Sunday, July 7, 2019

The woman I thought was Kristy that Carolyn was pictured with that I asked about and didn’t receive an answer on wasn’t Kristy after all because she was tagged in other pictures by a different name.

Just for the hell of it, even though LG doesn’t let its users block numbers for some crazy reason, I tried the two numbers I found on ZabaSearch for Johnson but they were out of service.

Went to Goodwill earlier and found a couple of cute little fairies, but then accidentally dropped one, breaking off its arm so I didn’t get anything.

On the way back we stopped at a park near where we live that’s just past the golf course. I’ve been trying to think of places to go when I want to get out that don’t cost money and that wouldn’t have any tempting food we shouldn’t be having. So I thought, why not go to the park and enjoy the fresh air and swings? One is never too old for that, are they? But I don’t want to go play on the swings and slides with a bunch of screaming brats so we decided to go real early some morning, like maybe next weekend.
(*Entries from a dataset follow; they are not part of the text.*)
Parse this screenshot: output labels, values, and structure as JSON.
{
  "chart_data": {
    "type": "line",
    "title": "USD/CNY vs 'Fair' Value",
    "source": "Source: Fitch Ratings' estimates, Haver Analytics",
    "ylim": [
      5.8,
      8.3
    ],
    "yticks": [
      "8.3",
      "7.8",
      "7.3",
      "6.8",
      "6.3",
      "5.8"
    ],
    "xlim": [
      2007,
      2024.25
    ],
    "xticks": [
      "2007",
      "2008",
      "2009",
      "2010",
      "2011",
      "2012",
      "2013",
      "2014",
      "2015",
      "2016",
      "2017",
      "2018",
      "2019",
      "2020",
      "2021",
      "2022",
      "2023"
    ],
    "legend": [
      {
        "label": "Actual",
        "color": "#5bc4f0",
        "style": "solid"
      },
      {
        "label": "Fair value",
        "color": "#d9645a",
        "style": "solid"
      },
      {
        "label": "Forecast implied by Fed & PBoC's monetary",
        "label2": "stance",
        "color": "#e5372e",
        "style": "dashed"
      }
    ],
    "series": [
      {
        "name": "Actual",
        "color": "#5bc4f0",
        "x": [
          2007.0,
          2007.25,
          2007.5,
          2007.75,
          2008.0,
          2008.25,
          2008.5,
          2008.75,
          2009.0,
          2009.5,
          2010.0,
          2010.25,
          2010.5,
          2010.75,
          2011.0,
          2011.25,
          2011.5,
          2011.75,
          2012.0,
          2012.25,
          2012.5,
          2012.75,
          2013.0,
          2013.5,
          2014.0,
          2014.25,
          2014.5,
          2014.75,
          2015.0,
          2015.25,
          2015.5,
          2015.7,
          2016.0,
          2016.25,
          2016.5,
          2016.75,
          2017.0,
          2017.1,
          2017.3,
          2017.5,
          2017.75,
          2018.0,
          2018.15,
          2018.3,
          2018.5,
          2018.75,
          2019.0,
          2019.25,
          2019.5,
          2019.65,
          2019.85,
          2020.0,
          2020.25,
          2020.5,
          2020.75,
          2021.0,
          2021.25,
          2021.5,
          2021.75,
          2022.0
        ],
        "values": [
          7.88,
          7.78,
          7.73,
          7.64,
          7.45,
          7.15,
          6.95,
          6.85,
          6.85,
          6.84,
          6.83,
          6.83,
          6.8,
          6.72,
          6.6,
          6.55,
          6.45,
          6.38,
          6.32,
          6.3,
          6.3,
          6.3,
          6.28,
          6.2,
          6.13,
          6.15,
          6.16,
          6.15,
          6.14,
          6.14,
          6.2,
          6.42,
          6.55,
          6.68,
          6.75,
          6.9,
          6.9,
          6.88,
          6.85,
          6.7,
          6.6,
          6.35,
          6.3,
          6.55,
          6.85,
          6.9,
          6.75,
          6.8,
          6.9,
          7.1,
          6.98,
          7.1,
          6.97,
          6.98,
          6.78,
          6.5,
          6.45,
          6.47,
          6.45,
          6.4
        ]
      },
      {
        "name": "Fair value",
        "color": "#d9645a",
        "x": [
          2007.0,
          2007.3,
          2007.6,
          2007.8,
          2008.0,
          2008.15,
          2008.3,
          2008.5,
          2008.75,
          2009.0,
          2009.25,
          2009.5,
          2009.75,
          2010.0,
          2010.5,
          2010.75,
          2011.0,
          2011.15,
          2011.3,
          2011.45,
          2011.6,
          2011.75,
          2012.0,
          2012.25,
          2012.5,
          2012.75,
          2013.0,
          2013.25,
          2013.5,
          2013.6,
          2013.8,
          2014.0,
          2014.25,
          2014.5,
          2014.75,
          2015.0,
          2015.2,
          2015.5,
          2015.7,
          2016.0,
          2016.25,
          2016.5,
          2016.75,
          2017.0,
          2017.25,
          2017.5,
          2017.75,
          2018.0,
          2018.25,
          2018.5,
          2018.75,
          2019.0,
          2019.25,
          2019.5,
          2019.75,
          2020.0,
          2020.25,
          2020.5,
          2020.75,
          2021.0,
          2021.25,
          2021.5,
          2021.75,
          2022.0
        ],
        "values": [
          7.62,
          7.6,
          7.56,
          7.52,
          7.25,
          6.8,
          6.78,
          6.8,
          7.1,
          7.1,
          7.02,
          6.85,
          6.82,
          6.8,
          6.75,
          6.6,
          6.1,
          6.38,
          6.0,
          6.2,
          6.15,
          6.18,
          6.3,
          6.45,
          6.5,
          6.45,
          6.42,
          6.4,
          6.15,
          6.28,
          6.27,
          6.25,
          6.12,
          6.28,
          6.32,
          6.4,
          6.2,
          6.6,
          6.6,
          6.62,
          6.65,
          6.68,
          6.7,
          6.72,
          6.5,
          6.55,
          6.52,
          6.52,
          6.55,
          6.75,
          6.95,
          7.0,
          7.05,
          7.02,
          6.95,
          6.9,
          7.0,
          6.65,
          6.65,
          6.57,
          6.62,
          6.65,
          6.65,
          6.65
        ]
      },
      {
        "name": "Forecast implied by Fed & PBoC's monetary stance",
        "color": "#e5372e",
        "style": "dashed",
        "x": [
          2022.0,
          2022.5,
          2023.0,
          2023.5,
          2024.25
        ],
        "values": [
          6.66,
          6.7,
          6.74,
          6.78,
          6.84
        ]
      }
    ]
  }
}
I suppose I shouldn’t be too surprised that Bob was in construction because until they get too old to really have a steady hand like he’s gotten to be, they make shitty neighbors. They’re always working on some loud, annoying project and always outdoors tinkering with things. Jesse was in construction and he was that way and then there was that contractor down the street who moved a few years ago. If you want to listen to power saws and hammering and other things, then a present or former contractor is a great one to have for a neighbor.

I was thinking about a dream I had in 1995 of my maternal grandmother telling me to pick new dreams and goals when I was all upset about not being able to have the kid I thought I wanted. Ever since then, I’ve wondered about the dream and if it could have been her reaching out to me from the other side. I don’t know, but there was just something about it. I just don’t know what it was. Maybe it was the way she said what she said. This was just days after she’d been dead for 9 years.

I don’t know if it meant anything or not, but if it was her, then it proves there’s no hell. If a woman could abuse her two kids into becoming abusers themselves and not make it to hell, then I’d say Tom and I have absolutely nothing to worry about. It would also show that our dead loved ones know everything that’s going on with us. Not sure I care about that one, but I definitely wouldn’t mind knowing there was no hell even though I would prefer to know there was absolutely nothing instead. I don’t want to be in any kind of afterlife. I want to just be dead when my body is clinically dead.

Last night I had a dream I was comforting a 48-year-old woman who started to suffer the effects of perimenopause. I’m so glad mine has gotten better! The hot flashes are tapering off and instead of having them throughout my entire day, they’re coming at the end of my day.